Baker et al. further demonstrated that a preconception TSH level >2.5 mIU/L was associated with a lower gestational age at delivery and lower birth weight in women undergoing IVF treatment [19]. It should be noted that the study performed by Baker et al. included a population with a TSH level >4.0 mIU/L, which is currently used as the cutoff to define SCH. Our study included women with TSH values lower than the upper limit of the reference range. The results showed no differences in terms of gestational age, birth weight, and birth length between the low and high-normal TSH groups, and the differences existed when we controlled for twin live births.
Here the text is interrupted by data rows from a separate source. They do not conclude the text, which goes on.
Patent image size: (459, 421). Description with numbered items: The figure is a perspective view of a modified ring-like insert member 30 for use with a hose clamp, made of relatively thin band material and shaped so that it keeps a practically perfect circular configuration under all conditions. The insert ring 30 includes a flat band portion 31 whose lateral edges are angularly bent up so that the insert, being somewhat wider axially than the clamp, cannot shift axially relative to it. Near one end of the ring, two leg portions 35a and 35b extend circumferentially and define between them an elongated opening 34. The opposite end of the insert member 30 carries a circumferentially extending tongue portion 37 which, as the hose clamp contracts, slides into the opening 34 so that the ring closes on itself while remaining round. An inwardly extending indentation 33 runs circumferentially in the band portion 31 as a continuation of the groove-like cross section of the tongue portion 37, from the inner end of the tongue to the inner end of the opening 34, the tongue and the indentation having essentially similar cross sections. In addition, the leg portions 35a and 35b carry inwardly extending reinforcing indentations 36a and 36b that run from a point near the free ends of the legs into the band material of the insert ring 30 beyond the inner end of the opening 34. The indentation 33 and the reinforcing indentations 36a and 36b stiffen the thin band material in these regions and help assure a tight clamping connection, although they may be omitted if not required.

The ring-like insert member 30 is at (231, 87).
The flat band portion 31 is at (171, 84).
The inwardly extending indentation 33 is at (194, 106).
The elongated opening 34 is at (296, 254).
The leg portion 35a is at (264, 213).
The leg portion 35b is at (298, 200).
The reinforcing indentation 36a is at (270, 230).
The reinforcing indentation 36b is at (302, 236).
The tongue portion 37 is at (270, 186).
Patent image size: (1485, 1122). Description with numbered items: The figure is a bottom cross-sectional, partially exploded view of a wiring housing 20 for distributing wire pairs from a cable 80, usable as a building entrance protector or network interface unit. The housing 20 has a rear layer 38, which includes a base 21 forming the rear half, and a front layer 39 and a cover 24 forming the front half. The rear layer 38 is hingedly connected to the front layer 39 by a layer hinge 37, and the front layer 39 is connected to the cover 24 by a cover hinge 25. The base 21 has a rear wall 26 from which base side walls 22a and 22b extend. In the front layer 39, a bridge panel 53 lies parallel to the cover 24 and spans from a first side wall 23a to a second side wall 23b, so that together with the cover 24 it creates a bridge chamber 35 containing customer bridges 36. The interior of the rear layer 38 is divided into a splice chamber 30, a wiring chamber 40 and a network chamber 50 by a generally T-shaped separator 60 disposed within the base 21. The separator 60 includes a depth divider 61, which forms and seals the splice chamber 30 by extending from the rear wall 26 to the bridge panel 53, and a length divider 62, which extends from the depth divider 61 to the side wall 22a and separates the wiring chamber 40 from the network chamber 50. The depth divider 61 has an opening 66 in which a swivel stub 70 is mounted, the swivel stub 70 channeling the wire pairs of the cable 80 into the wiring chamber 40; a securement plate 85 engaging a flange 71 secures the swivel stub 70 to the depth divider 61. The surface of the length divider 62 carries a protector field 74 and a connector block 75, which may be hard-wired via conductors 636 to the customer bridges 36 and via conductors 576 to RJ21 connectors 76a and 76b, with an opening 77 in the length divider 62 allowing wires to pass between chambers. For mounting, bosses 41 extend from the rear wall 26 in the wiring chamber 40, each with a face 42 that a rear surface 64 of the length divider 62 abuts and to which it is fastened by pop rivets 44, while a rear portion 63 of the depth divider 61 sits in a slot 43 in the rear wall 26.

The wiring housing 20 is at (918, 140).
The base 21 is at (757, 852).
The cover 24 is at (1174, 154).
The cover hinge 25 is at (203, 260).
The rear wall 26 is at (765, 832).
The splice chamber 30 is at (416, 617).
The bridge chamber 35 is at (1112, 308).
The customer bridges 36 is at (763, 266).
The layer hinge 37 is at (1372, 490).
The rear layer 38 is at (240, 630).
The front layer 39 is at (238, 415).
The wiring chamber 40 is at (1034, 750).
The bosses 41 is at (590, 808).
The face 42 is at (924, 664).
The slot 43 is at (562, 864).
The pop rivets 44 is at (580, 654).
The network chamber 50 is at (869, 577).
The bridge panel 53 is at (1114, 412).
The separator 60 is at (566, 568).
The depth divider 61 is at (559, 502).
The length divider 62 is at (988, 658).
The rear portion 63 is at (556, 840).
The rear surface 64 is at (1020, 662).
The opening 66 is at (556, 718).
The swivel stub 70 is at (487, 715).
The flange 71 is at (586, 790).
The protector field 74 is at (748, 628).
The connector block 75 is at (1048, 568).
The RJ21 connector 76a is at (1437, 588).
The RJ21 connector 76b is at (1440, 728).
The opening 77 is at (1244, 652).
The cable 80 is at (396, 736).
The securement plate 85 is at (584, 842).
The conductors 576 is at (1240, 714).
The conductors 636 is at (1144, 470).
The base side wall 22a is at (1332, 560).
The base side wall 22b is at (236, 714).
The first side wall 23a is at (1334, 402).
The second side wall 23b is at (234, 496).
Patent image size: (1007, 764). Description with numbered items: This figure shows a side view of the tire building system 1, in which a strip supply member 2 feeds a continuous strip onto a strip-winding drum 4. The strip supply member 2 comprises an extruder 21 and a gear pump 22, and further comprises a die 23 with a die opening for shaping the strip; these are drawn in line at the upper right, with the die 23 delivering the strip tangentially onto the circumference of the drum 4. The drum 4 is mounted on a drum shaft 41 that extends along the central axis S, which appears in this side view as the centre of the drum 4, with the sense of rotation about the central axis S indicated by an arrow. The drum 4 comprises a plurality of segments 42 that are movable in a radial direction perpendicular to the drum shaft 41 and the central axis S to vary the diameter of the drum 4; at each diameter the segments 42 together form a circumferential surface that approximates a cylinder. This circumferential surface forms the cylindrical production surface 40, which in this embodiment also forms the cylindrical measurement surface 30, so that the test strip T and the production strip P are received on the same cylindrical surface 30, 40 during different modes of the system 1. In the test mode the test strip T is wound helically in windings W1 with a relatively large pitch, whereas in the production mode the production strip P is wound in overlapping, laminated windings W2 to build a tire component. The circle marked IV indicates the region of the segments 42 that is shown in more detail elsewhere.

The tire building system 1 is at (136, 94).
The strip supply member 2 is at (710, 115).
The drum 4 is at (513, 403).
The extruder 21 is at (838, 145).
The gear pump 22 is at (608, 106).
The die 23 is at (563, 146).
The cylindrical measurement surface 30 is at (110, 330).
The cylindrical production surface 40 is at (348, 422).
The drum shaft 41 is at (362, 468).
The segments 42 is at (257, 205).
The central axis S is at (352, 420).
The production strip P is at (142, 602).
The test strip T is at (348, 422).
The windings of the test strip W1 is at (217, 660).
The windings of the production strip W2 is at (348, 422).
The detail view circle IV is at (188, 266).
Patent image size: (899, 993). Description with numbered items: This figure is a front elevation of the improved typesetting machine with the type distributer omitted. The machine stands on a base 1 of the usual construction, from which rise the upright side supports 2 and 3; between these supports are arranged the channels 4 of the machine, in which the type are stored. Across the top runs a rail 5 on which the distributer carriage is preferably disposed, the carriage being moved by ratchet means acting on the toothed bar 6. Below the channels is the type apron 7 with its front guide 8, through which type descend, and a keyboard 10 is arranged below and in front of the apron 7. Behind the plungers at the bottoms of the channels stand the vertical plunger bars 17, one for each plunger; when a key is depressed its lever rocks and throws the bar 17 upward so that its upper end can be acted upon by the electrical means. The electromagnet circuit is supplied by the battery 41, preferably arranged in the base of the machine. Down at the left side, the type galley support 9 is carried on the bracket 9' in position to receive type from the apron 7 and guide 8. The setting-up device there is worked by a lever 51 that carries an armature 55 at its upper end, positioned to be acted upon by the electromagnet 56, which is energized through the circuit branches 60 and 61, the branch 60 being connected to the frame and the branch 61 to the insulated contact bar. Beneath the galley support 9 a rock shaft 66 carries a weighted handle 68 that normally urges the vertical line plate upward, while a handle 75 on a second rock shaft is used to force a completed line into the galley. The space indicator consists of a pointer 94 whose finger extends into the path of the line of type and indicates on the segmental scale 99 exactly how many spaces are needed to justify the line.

Furthermore, we compared the incidence of preterm birth between the low and high-normal TSH groups and found similar results, which supported the observations found in women undergoing their first IUI treatment.

There were also some limitations in this study. First, this was a retrospective study with data collected from a single center, and selection bias was inevitable. Second, we did not report the status of thyroid antibodies in infertile women, which might have a role in infertility and miscarriage. However, on the one hand, the existing data are controversial regarding whether thyroid antibodies are associated with infertility or adverse reproductive outcomes [6–8, 13, 20]. On the other hand, according to the two RCTs of high quality, euthyroid women with positive TPO did not benefit from treatment with LT4 [21, 22]. Third, we included a cohort of infertile women with specified conditions, such as younger age with good ovarian reserve, which we believed to be one of the crucial factors explaining the discrepancies in the results. Whether the results might be applied to women with D3 embryo transfer, women with repeated embryo transfer or healthy women remain to be tested. Finally, we did not monitor the TSH level once it was within the normal range before treatment. It was confirmed in other studies that high-normal TSH was more prone to increase to a level higher than the upper limit of normal range during ovarian stimulation and decrease within the normal range after embryo transfer [23-27]. In addition, TSH >2.5 mIU/L in early pregnancy contributes to miscarriage. Whether temporarily increased TSH levels might affect clinical outcomes remains unknown.

The strength of our study was the highly homogeneous population-based cohort of euthyroid women, as the number, stage, or quality of transferred embryos, as well as the age and ovarian reserve, might potentially affect the results of embryo transfer. It was reported that HSG affected thyroid function [28]. Here, in our department, our patients underwent embryo transfer more than a month after HSG with the water-contrast medium. We believe that the impact of HSG on the thyroid should not be considered. We also compared the differences in obstetric outcomes, such as gestational age, birth weight, and birth length, between the low- and high-normal TSH groups and found that regardless of TSH levels within the normal range, AMH or blastocyst quality was independently associated with clinical pregnancy and that in those who were pregnant, advanced age was independently associated with lower odds of live birth and higher odds of miscarriage.

In conclusion, we included infertile women as homogeneous as possible to minimize the bias that may lower the power of the impact of TSH on reproductive outcomes. We found that a high-normal TSH level did not significantly influence the reproductive outcomes of infertile women undergoing the first single fresh D5 blastocyst transfer. Further studies are needed to test whether the results might be applicable to a wider population.